SIARINDOMEDIA.COM – Baby blues adalah salah satu istilah yang sering kali terdengar bagi ibu baru atau orang yang baru saja menikah. Istilah ini menjadi umum setelah banyak orang yang lebih perhatian pada kesehatan mental seseorang.
Namun, tidak banyak yang benar-benar paham mengenai apa itu baby blues. Terlebih ada juga yang sebagian salah paham dan menganggap baby blues sama dengan depresi pasca melahirkan.
Lalu apa sebenarnya baby blues dan depresi pasca melahirkan ini?
Menurut Danti Filiadini Sp. KJ, dokter spesialis Kesehatan jiwa Rumah Sakit Universitas Indonesia (RS UI) perbedaan baby blues dengan depresi postpartum atau depresi pasca melahirkan adalah lamanya durasi kesedihan yang dialami.
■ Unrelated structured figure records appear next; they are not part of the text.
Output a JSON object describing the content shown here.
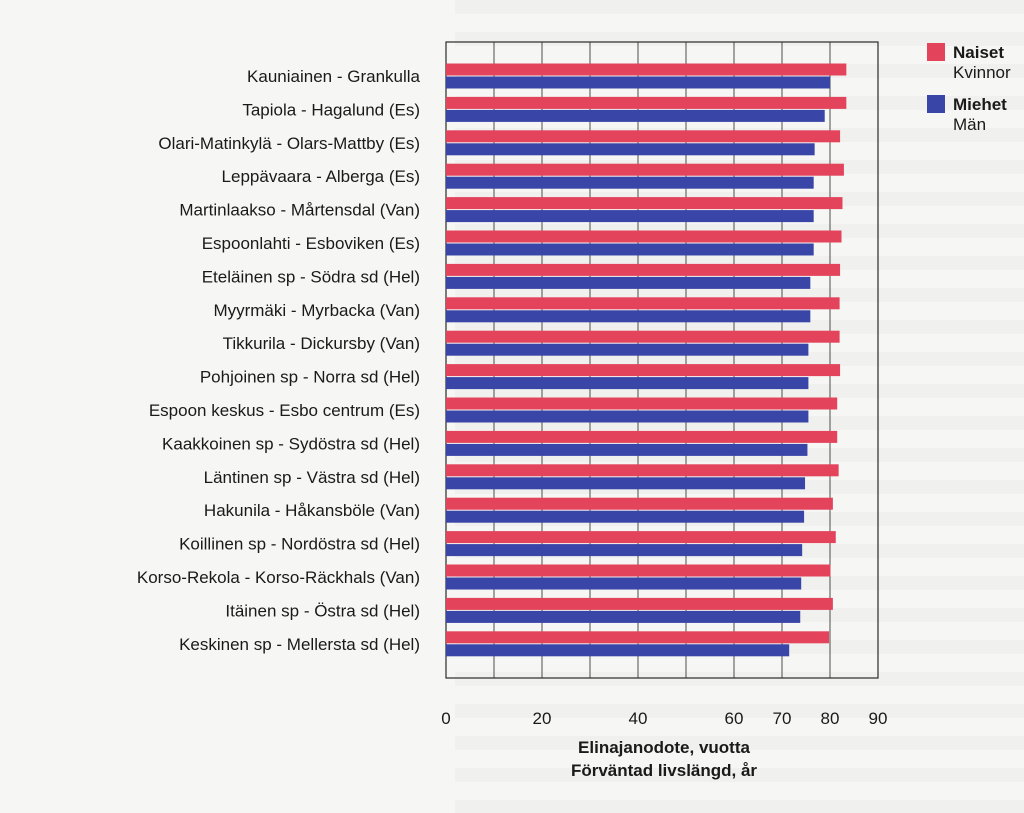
{
  "chart_data": {
    "type": "bar",
    "orientation": "horizontal",
    "categories": [
      "Kauniainen - Grankulla",
      "Tapiola - Hagalund (Es)",
      "Olari-Matinkylä - Olars-Mattby (Es)",
      "Leppävaara - Alberga (Es)",
      "Martinlaakso - Mårtensdal (Van)",
      "Espoonlahti - Esboviken (Es)",
      "Eteläinen sp - Södra sd (Hel)",
      "Myyrmäki - Myrbacka (Van)",
      "Tikkurila - Dickursby (Van)",
      "Pohjoinen sp - Norra sd (Hel)",
      "Espoon keskus - Esbo centrum (Es)",
      "Kaakkoinen sp - Sydöstra sd (Hel)",
      "Läntinen sp - Västra sd (Hel)",
      "Hakunila - Håkansböle (Van)",
      "Koillinen sp - Nordöstra sd (Hel)",
      "Korso-Rekola - Korso-Räckhals (Van)",
      "Itäinen sp - Östra sd (Hel)",
      "Keskinen sp - Mellersta sd (Hel)"
    ],
    "series": [
      {
        "name": "Naiset",
        "name_sv": "Kvinnor",
        "color": "#e3445c",
        "values": [
          83.4,
          83.4,
          82.1,
          82.9,
          82.6,
          82.4,
          82.1,
          82.0,
          82.0,
          82.1,
          81.5,
          81.5,
          81.8,
          80.6,
          81.2,
          80.1,
          80.6,
          79.8
        ]
      },
      {
        "name": "Miehet",
        "name_sv": "Män",
        "color": "#3a45a8",
        "values": [
          80.0,
          78.9,
          76.8,
          76.6,
          76.6,
          76.6,
          75.9,
          75.9,
          75.5,
          75.5,
          75.5,
          75.3,
          74.8,
          74.6,
          74.2,
          74.0,
          73.8,
          71.5
        ]
      }
    ],
    "xticks": [
      0,
      20,
      40,
      60,
      70,
      80,
      90
    ],
    "xlim": [
      0,
      90
    ],
    "xlabel": "Elinajanodote, vuotta",
    "xlabel_sv": "Förväntad livslängd, år",
    "ylabel": "",
    "grid": "vertical",
    "legend": "top-right"
  }
}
Dimana baby blues itu penderita akan mengalami kesedihan kurang dari dua minggu, sementara depresi postpartum durasinya lebih lama dari dua minggu. Sehingga kesedihan dan suasana hati ibu yang mengalami depresi ini tidak mudah mereda.
Gejala depresi postpartum seringkali tidak terdeteksi karena ibu yang baru melahirkan sebagian kecenderungan menutupi kesedihannya karena khawatir dicap lemah dan tidak mensyukuri keturunan yang baru dimiliki.
Komentar orang-orang sekitarnya juga membuat sang ibu menjadi lebih khawatir. Terlebih bila anaknya dibandingkan dengan anak lain serta mengkritik keadaannya setelah melahirkan.
Padahal menurut Danti, wanita setelah melahirkan memiliki hormon-hormon yang tidak stabil. Sehingga ia menjadi rentan mengalami depresi jika memendam semua kecemasannya dan bisa berdampak negatif pada diri sendiri, bayi, dan orang sekitarnya.
“Depresi bisa buat orang malas beraktivitas, emosinya meledak-ledak dan sulit dikendalikan. Jadi ibu ini jadi tidak fokus mengurus anaknya, tidak bisa memberikan ASI, tidak bisa melakukan aktivitas sehari-hari dan tidak bisa merawat dirinya sendiri sehingga berdampak bagi kesehatan anaknya,” ucap Danti.
Danti juga menambahkan bahwa mereka juga bisa mengalami gangguan tidur atau terlalu banyak tidur, gerakan lebih lambat atau lebih gelisah, lesu sepanjang hari, gangguan konsentrasi dan adanya pikiran untuk mengakhiri hidup berulang kali.
Depresi postpartum bisa terjadi tiba-tiba mulai dari satu bulan setelah persalinan hingga satu tahun pertama. Sementara baby blues munculnya seketika pasca melahirkan yaitu sekitar dua sampai tiga hari setelah persalinan.
“Kalau ada minimal lima gejala dalam dua minggu serta ada distress dan disfungsi dalam sehari-hari itu bisa dibilang mengalami depresi,” imbuhnya.

Selain itu, meski sama-sama mengalami depresi, stress yang dialami orang biasa berbeda dengan stress ibu hamil. Biasanya gejalanya dimulai sejak kehamilan dan sudah menunjukkan tanda-tanda di 4 minggu pasca persalinan dan bertahan enam hingga delapan minggu atau bisa bertahun-tahun kalau tidak segera mendapat pertolongan medis.
Sementara itu, karena kondisinya yang lebih berat maka dibutuhkan penanganan yang lebih menyeluruh dibandingkan pasien yang mengalami baby blues. Selain sifatnya yang sementara, penderita baby blues tidak berpotensi menyakiti diri.
“Ada satu dari tujuh wanita melahirkan yang bisa mengalami depresi post partum. Sementara menurut WHO ada sekitar 50 sampai 70 persen Ibu paska melahirkan di Indonesia mengalami baby blues dan 22,3 persen itu mengalami depresi postpartum,” jelas Danti.
Meski telah disebutkan gejala depresi postpartum, sebaiknya tidak melakukan diagnosa mandiri dan sebaiknya melakukan skrining secara online dengan bantuan tenaga professional.
Jangan takut dengan asumsi orang dan cobalah untuk mulai bercerita. Hal ini akan lebih baik dibanding penanganan yang terlambat akan berpengaruh pada diri sendiri, anak, dan orang terdekat.